4. Pesticides may raise your diabetes risk.
In addition to acting as obesogens, pesticides are linked in a growing number of studies with diabetes. Though obesity and genetics remain the two biggest risk factors for the disease, certain pesticides may interfere with the way our bodies produce the blood-sugar-regulating hormone insulin. In one of the most recent studies looking into pesticides and diabetes, scientists concluded that it may not even be the active pesticide ingredients causing the problems but the "inert" ingredients added to formulations to aid with application, help the pesticide seep into soil, or prevent the formulation from washing away.
What to do about it: You can avoid diabetes-inducing pesticides by switching to an organic diet, but one of the inert ingredients used in pesticide formulations, phthalates, can crop up in common household items. Protect yourself completely by avoiding synthetic fragrances, soft vinyl products, and "slow-release" or gel-coated medications, all of which contain phthalates.
5. It is interfering with your vitamin D levels.
DDT, an organochlorine pesticide, was banned years ago because of its irreparable environmental damage. But pesticides in that same class of chemicals continue to be used on cotton, apples, citrus, strawberries, mint, beans, peppers, tomatoes, pecans, walnuts, stonefruit, cucurbits, and commercial lawns and fields. And a study in the online journal PLoS One found that those pesticides could interfere with vitamin D, the miracle vitamin that wards off cancer, diabetes, infections, heart disease, and broken bones and boosts your immune system.
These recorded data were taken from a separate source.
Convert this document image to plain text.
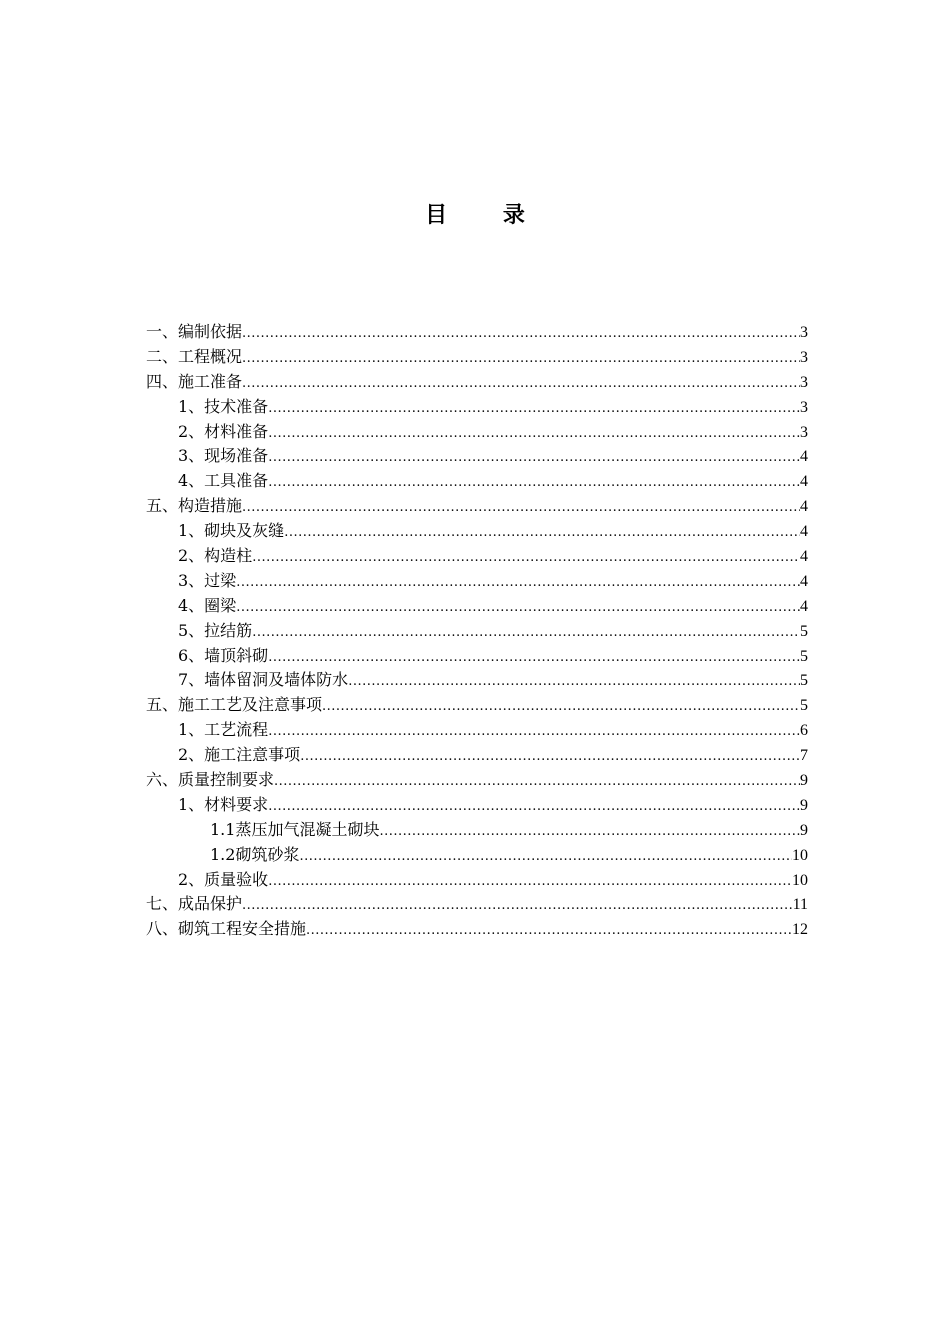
目 录
一、编制依据 .....	3
二、工程概况 .....	3
四、施工准备 .....	3
1、技术准备 .....	3
2、材料准备 .....	3
3、现场准备 .....	4
4、工具准备 .....	4
五、构造措施 .....	4
1、砌块及灰缝 .....	4
2、构造柱 .....	4
3、过梁 .....	4
4、圈梁 .....	4
5、拉结筋 .....	5
6、墙顶斜砌 .....	5
7、墙体留洞及墙体防水 .....	5
五、施工工艺及注意事项 .....	5
1、工艺流程 .....	6
2、施工注意事项 .....	7
六、质量控制要求 .....	9
1、材料要求 .....	9
1.1蒸压加气混凝土砌块 .....	9
1.2砌筑砂浆 .....	10
2、质量验收 .....	10
七、成品保护 .....	11
八、砌筑工程安全措施 .....	12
It's thought that these pesticides interfere with your body's metabolism of vitamin D, so even if you're getting enough, the pesticides prevent your body from absorbing it properly.
What to do about it: In addition to eating organic, get your recommended amount of vitamin D by spending at least 10 minutes of every day outside when the sun is at its strongest or by taking a 600 IU supplement of vitamin D3, which is a more beneficial form of the vitamin than vitamin D2, another supplement you might see at the store.
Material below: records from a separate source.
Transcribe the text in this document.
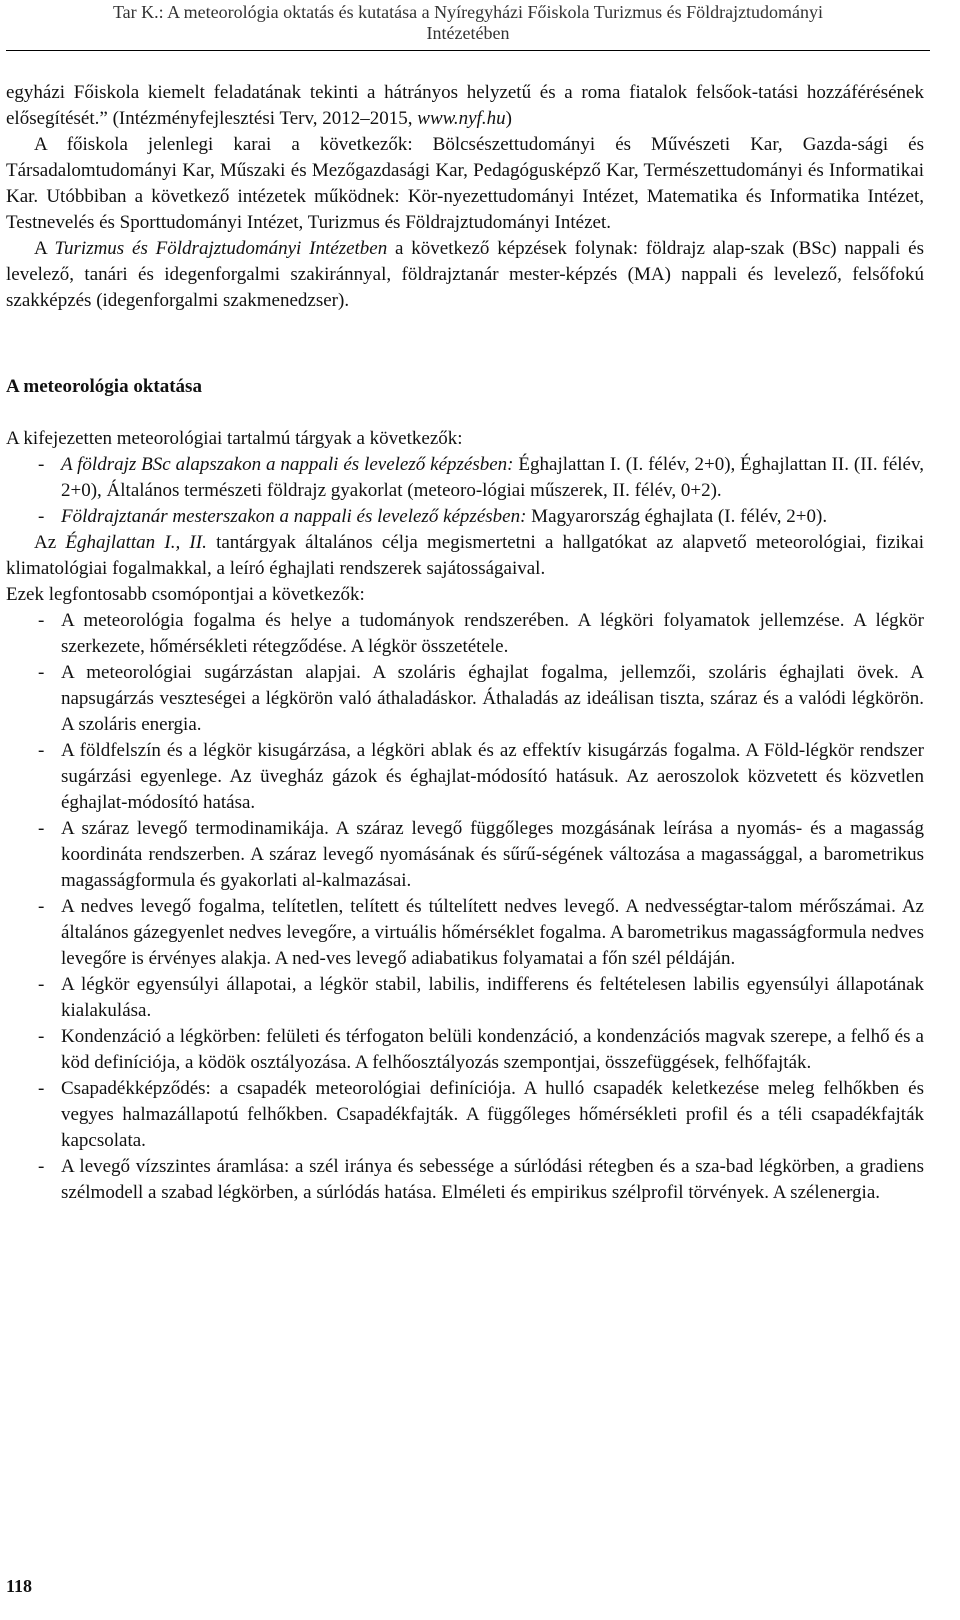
Tar K.: A meteorológia oktatás és kutatása a Nyíregyházi Főiskola Turizmus és Földrajztudományi
Intézetében

egyházi Főiskola kiemelt feladatának tekinti a hátrányos helyzetű és a roma fiatalok felsőok-tatási hozzáférésének elősegítését.” (Intézményfejlesztési Terv, 2012–2015, www.nyf.hu)

A főiskola jelenlegi karai a következők: Bölcsészettudományi és Művészeti Kar, Gazda-sági és Társadalomtudományi Kar, Műszaki és Mezőgazdasági Kar, Pedagógusképző Kar, Természettudományi és Informatikai Kar. Utóbbiban a következő intézetek működnek: Kör-nyezettudományi Intézet, Matematika és Informatika Intézet, Testnevelés és Sporttudományi Intézet, Turizmus és Földrajztudományi Intézet.

A Turizmus és Földrajztudományi Intézetben a következő képzések folynak: földrajz alap-szak (BSc) nappali és levelező, tanári és idegenforgalmi szakiránnyal, földrajztanár mester-képzés (MA) nappali és levelező, felsőfokú szakképzés (idegenforgalmi szakmenedzser).

A meteorológia oktatása

A kifejezetten meteorológiai tartalmú tárgyak a következők:

- A földrajz BSc alapszakon a nappali és levelező képzésben: Éghajlattan I. (I. félév, 2+0), Éghajlattan II. (II. félév, 2+0), Általános természeti földrajz gyakorlat (meteoro-lógiai műszerek, II. félév, 0+2).
- Földrajztanár mesterszakon a nappali és levelező képzésben: Magyarország éghajlata (I. félév, 2+0).

Az Éghajlattan I., II. tantárgyak általános célja megismertetni a hallgatókat az alapvető meteorológiai, fizikai klimatológiai fogalmakkal, a leíró éghajlati rendszerek sajátosságaival.

Ezek legfontosabb csomópontjai a következők:

- A meteorológia fogalma és helye a tudományok rendszerében. A légköri folyamatok jellemzése. A légkör szerkezete, hőmérsékleti rétegződése. A légkör összetétele.
- A meteorológiai sugárzástan alapjai. A szoláris éghajlat fogalma, jellemzői, szoláris éghajlati övek. A napsugárzás veszteségei a légkörön való áthaladáskor. Áthaladás az ideálisan tiszta, száraz és a valódi légkörön. A szoláris energia.
- A földfelszín és a légkör kisugárzása, a légköri ablak és az effektív kisugárzás fogalma. A Föld-légkör rendszer sugárzási egyenlege. Az üvegház gázok és éghajlat-módosító hatásuk. Az aeroszolok közvetett és közvetlen éghajlat-módosító hatása.
- A száraz levegő termodinamikája. A száraz levegő függőleges mozgásának leírása a nyomás- és a magasság koordináta rendszerben. A száraz levegő nyomásának és sűrű-ségének változása a magassággal, a barometrikus magasságformula és gyakorlati al-kalmazásai.
- A nedves levegő fogalma, telítetlen, telített és túltelített nedves levegő. A nedvességtar-talom mérőszámai. Az általános gázegyenlet nedves levegőre, a virtuális hőmérséklet fogalma. A barometrikus magasságformula nedves levegőre is érvényes alakja. A ned-ves levegő adiabatikus folyamatai a főn szél példáján.
- A légkör egyensúlyi állapotai, a légkör stabil, labilis, indifferens és feltételesen labilis egyensúlyi állapotának kialakulása.
- Kondenzáció a légkörben: felületi és térfogaton belüli kondenzáció, a kondenzációs magvak szerepe, a felhő és a köd definíciója, a ködök osztályozása. A felhőosztályozás szempontjai, összefüggések, felhőfajták.
- Csapadékképződés: a csapadék meteorológiai definíciója. A hulló csapadék keletkezése meleg felhőkben és vegyes halmazállapotú felhőkben. Csapadékfajták. A függőleges hőmérsékleti profil és a téli csapadékfajták kapcsolata.
- A levegő vízszintes áramlása: a szél iránya és sebessége a súrlódási rétegben és a sza-bad légkörben, a gradiens szélmodell a szabad légkörben, a súrlódás hatása. Elméleti és empirikus szélprofil törvények. A szélenergia.
118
6. Factory-farmed meat can make you old, fast.
Factory farming, the process of raising thousands of animals in small, cramped spaces, has become so filthy that farmers not only inject low levels of antibiotics into animals, breeding antibiotic resistance in humans, but they've also had to resort to other questionable techniques to prevent e. coli and other bacteria from getting into the food supply. One example: After slaughter, factory-farmed chickens are washed in chlorine baths that contain 30 times more chlorine than an average swimming pool. To mask the chlorine odor and, ostensibly, according to chicken producers, to keep the bird moist while cooking, the chickens are then injected with a solution of water and phosphate, a chemical that can increase the risk of chronic kidney disease, weak bones, and even premature aging.
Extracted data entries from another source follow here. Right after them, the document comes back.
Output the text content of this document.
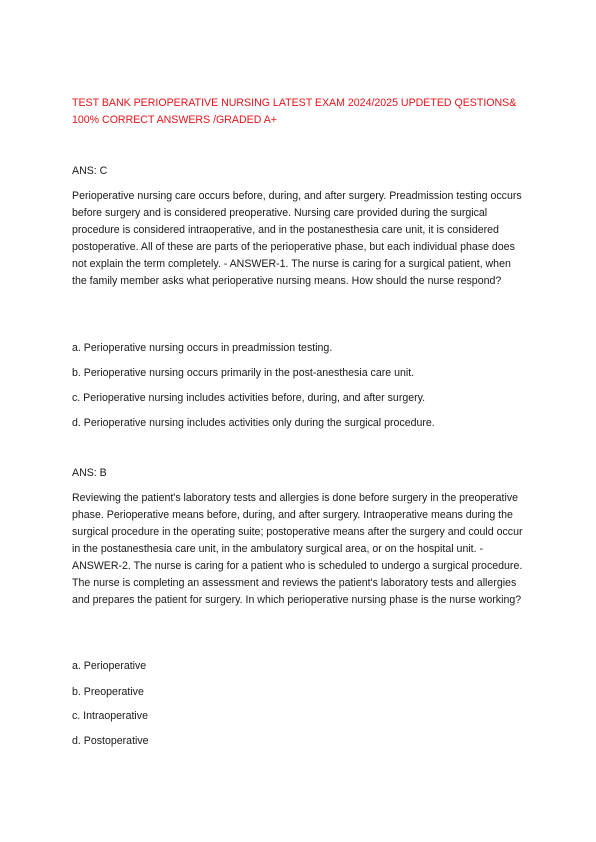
TEST BANK PERIOPERATIVE NURSING LATEST EXAM 2024/2025 UPDETED QESTIONS& 100% CORRECT ANSWERS /GRADED A+
ANS: C
Perioperative nursing care occurs before, during, and after surgery. Preadmission testing occurs before surgery and is considered preoperative. Nursing care provided during the surgical procedure is considered intraoperative, and in the postanesthesia care unit, it is considered postoperative. All of these are parts of the perioperative phase, but each individual phase does not explain the term completely. - ANSWER-1. The nurse is caring for a surgical patient, when the family member asks what perioperative nursing means. How should the nurse respond?
a. Perioperative nursing occurs in preadmission testing.
b. Perioperative nursing occurs primarily in the post-anesthesia care unit.
c. Perioperative nursing includes activities before, during, and after surgery.
d. Perioperative nursing includes activities only during the surgical procedure.
ANS: B
Reviewing the patient's laboratory tests and allergies is done before surgery in the preoperative phase. Perioperative means before, during, and after surgery. Intraoperative means during the surgical procedure in the operating suite; postoperative means after the surgery and could occur in the postanesthesia care unit, in the ambulatory surgical area, or on the hospital unit. - ANSWER-2. The nurse is caring for a patient who is scheduled to undergo a surgical procedure. The nurse is completing an assessment and reviews the patient's laboratory tests and allergies and prepares the patient for surgery. In which perioperative nursing phase is the nurse working?
a. Perioperative
b. Preoperative
c. Intraoperative
d. Postoperative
What to do about it: Opt for organic meat or meat produced by a local farmer. Most small-scale chicken producers don't bother with chlorine baths, and even in large-scale organic operations, chlorine baths can contain no more chlorine than is allowed in drinking water.
7. Organic farms could save rural economies.
Thanks to an increased reliance on pesticides and machinery, farms have been able to grow in size while cutting back on labor. And though that sounds like a winning formula for increasing profits for farmers, it doesn't. The Rodale Institute has found that organic systems are nearly three times as profitable as chemical agriculture systems. Organic systems see an average of $558 in net returns per acre per year, versus just $190 per acre per year for chemical systems. Research from the United Nations and others has also shown that organic farms provide 30 percent more jobs per hectare than nonorganic farms, and that organic farmers net $45,697 in profit, compared with just $25,448 for nonorganic farmers.
What to do about it: Find a local, organic farm to support, and keep your food investments in your own community.